If you ask any SEO their worst nightmare is, most will say ‘the entire site getting blocked in robots.txt’. While this is a very real possibility, the chances of this happening are pretty low, most developers know the implications of such changes and many that don’t simply wouldn’t have a reason to do it.
This doesn’t mean however that because you’re not blocking the entire site in robots.txt file, it can’t do you any harm. Certain rules within these files that may have been set up with good intentions could inadvertently stymie your visibility for certain keywords.
A great example of this is currently potentially hampering Vapouriz, a site selling vaping products (you probably guessed that from the name). Let’s take a look at their robots.txt file (or at least the offending section of it);
All looks fine, better go back to learning Python. Not so fast. URLs with the ‘?’ are parameters i.e. facets and filters that usually dynamically change the URLs and sometimes the content on the page based on things like colour, size, material, and, in the world of vaping, all the stuff above.
Standard procedure is usually to block these filters, because they can be crawled and mixed and matched with each other (i.e. you could have a page being crawled that’s filtered by case material, nicotine strength, flavor, battery size, wire gauge and case material) creating an almost infinite combination of URLs.

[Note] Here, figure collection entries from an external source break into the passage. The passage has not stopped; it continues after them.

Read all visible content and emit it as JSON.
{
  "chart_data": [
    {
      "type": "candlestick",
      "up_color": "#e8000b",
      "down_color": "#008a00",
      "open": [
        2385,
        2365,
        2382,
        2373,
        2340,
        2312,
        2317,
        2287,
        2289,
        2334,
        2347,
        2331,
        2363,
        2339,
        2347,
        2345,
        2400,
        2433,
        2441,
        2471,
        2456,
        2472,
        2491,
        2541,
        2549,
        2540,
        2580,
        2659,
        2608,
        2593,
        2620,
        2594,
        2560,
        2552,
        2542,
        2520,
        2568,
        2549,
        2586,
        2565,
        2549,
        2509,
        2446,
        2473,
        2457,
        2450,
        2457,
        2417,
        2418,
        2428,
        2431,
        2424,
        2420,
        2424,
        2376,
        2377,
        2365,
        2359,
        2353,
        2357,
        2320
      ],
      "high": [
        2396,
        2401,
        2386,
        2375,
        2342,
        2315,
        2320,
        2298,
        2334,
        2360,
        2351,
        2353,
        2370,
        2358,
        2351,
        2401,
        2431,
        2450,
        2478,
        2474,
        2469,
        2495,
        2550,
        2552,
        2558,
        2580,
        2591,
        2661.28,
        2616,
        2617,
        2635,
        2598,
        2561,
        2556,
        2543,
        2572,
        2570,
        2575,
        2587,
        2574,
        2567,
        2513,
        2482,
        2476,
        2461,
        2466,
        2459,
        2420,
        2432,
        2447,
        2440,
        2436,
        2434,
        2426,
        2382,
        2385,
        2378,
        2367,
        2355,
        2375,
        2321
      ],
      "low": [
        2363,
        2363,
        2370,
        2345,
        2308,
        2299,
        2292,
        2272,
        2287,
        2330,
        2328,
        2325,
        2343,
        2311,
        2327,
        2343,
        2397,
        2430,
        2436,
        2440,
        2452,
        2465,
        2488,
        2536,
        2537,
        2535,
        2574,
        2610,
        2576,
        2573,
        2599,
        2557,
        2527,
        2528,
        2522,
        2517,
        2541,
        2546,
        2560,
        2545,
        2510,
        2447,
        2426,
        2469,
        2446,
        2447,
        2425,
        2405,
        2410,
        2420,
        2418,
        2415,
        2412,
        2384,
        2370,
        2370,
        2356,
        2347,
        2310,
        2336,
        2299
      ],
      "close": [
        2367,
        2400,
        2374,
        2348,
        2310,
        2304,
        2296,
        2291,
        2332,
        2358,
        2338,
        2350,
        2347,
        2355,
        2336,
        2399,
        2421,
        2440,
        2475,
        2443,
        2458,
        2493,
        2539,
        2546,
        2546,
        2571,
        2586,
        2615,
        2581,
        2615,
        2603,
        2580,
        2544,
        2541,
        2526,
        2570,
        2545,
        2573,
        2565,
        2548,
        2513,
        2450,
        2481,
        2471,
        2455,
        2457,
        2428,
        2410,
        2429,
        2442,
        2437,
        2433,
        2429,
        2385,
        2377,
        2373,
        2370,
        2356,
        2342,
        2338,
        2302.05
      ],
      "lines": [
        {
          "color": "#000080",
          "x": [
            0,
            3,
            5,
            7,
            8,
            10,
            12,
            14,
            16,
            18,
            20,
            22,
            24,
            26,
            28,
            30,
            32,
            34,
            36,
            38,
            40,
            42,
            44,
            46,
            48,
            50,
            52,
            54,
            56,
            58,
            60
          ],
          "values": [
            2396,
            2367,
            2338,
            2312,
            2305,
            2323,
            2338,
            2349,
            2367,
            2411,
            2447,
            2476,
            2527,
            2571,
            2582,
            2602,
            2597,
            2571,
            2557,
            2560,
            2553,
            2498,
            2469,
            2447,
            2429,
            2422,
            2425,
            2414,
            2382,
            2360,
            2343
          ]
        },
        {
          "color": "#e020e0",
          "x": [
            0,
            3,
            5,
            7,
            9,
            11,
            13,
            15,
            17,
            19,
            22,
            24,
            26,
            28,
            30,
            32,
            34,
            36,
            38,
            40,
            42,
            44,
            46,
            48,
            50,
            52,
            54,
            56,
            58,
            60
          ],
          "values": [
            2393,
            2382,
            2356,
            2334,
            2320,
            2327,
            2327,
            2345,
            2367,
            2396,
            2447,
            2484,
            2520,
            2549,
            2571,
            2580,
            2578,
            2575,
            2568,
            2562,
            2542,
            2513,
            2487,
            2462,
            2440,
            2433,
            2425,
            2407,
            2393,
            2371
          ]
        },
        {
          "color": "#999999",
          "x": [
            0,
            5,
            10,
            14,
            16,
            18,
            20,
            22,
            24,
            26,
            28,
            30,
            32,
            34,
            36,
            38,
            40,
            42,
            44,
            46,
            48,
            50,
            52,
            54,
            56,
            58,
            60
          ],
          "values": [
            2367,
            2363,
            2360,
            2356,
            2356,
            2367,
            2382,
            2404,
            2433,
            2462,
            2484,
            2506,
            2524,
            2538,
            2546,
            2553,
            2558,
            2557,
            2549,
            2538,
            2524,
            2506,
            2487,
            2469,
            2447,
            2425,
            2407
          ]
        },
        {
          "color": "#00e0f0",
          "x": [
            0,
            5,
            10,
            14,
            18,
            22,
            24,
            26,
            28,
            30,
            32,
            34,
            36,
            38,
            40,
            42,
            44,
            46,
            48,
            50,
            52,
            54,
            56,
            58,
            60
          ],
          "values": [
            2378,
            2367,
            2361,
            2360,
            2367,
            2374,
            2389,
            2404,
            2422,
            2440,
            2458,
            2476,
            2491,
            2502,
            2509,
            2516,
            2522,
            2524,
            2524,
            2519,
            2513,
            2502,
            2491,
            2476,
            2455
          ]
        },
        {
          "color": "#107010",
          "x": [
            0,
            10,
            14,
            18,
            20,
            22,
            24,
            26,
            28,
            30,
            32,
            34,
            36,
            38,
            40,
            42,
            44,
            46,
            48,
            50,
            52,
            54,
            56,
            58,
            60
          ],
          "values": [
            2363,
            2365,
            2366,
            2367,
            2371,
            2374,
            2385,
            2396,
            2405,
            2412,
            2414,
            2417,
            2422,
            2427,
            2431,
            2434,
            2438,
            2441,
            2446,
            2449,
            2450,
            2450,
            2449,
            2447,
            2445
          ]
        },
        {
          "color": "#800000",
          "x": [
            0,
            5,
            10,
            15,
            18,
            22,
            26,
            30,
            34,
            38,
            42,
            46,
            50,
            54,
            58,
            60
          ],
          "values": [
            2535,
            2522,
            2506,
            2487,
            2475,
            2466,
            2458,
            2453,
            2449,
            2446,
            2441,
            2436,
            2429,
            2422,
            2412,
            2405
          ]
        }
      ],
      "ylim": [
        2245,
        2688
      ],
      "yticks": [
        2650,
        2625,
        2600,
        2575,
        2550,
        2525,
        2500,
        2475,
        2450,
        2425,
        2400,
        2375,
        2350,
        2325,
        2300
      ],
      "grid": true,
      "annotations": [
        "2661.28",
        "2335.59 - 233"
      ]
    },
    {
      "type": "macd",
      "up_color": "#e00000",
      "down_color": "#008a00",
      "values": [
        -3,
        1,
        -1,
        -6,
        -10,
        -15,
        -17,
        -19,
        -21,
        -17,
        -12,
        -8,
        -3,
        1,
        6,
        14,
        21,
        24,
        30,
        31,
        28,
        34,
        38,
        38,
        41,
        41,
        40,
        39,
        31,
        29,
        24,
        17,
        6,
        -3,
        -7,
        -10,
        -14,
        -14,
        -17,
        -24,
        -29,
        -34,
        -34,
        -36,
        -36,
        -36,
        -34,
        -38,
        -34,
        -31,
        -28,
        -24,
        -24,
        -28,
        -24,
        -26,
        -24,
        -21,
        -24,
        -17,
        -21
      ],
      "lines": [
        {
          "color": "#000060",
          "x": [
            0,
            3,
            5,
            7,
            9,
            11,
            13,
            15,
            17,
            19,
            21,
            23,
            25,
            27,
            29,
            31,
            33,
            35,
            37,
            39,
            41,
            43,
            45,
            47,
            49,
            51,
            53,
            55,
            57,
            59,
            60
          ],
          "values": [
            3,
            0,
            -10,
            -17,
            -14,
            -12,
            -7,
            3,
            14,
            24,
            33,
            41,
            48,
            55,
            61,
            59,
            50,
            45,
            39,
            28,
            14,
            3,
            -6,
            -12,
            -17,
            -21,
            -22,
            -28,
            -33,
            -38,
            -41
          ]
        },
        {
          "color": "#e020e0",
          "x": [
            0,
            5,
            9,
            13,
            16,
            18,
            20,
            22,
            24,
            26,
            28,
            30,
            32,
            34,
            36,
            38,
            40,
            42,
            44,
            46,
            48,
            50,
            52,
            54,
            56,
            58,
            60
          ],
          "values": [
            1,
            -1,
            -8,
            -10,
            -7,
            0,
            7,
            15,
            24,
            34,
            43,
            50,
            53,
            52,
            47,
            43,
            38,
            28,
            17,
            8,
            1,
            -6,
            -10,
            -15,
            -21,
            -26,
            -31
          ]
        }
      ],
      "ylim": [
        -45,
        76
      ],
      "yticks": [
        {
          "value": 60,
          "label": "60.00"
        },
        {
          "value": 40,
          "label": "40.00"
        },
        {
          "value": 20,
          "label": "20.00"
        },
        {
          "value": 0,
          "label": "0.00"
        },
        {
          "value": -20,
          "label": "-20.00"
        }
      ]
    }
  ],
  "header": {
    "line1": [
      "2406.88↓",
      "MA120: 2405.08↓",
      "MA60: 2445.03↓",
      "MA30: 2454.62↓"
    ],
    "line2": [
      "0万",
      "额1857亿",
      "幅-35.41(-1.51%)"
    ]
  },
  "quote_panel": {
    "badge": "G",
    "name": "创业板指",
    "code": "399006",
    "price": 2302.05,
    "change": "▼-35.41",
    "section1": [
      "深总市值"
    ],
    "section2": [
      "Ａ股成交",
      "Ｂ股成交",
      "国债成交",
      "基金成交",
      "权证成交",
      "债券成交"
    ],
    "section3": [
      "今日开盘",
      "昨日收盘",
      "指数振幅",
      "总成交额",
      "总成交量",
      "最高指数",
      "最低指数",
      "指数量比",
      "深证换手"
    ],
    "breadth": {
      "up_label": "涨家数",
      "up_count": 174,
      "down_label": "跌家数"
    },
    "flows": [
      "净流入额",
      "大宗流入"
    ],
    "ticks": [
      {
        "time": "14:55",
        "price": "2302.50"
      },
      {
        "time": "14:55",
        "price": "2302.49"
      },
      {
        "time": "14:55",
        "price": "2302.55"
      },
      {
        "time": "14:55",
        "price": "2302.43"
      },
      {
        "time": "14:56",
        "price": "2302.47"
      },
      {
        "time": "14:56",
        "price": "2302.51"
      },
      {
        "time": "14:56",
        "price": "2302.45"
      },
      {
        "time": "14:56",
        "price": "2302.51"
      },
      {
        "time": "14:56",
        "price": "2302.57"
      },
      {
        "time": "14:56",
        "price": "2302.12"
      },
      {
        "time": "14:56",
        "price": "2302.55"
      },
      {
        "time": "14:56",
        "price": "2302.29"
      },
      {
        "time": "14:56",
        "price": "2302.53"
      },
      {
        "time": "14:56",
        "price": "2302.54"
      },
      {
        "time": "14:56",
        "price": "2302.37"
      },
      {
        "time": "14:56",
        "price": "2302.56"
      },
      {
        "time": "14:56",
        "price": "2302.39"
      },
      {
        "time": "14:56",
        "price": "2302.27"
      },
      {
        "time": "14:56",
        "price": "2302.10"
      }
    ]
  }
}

Here’s one I created just be clicking around;
What’s the problem with that? Well, Google could spend way to much time crawling these useless URLs instead of the URLs that you really want it to.
On the other hand, SOME of these filters might contain content that you actually want to be indexed and rank, because it has the potential to get traffic. Filtered/parameterised URLs can indeed rank well if they’re handled in the right way. Filters are common for e-commerce sites, and fashion sites often make liberal use of filters. Let’s take a look at the search results for [black jeans] (22,200 ASV).
Both River Island and H&M have parameterised URLs on page #1, so it can absolutely be done. Next have the best solution because the H1 changes based on the filter used, see below;
So we’ve established that parameterised URLs can rank (and rank well), but what does this mean for Vapouriz? Let’s have a look at one of their landing pages. This is the E-Liquids page, which has plenty of potential to rank for generic ‘top level’ keywords, but we’re more interested in the long tail for the purposes of this investigation.
I’ve highlighted the filtering options on the left and opened the ‘flavour profile’ one. Look at all those delicious flavour options… Mmmmm confectionary. There’s also some delicious search volume to capitalise upon here. For example, the ‘tobacco’ filter URL could be used to target [tobacco e liquid] (480 ASV) and other related keywords.
Similarly, the ‘nicotine strength’ filtered URLs could be used to target these kinds of terms;
So why don’t Vapouriz just remove all the parameter strings from the robots.txt file and allow these URLs to be indexed and potentially rank? Well, when you start to combine filters, you can get many different variations of URLs that Google could spend a lot of time crawling (as mentioned above). URLs like this can be created;
You don’t really want potentially endless amounts of these URLs being indexed, so the best thing to do would be to disallow the ampersand symbol in the robots.txt file. This would mean that only one filter could ever be crawled.
This means that any URL containing an ampersand would not be crawled (I think). Vapouriz would get the benefit of new URLs to target long-tail queries e.g. [tobacco e liquid], but avoid the disadvantage of spending crawl budget on useless URLs.
ALTERNATIVELY, Vapouriz could set up static URLs to target these longer tail keywords, for example;
This is definitely worth doing if there is significant-enough search volume to target. In theory, static URLs would probably have a slightly better chance of ranking as all the meta data and content could be specifically tailored to target the desired keyword. It would also mean internal links could be implemented with keyword-rich anchor text.
You’re welcome Vapouriz.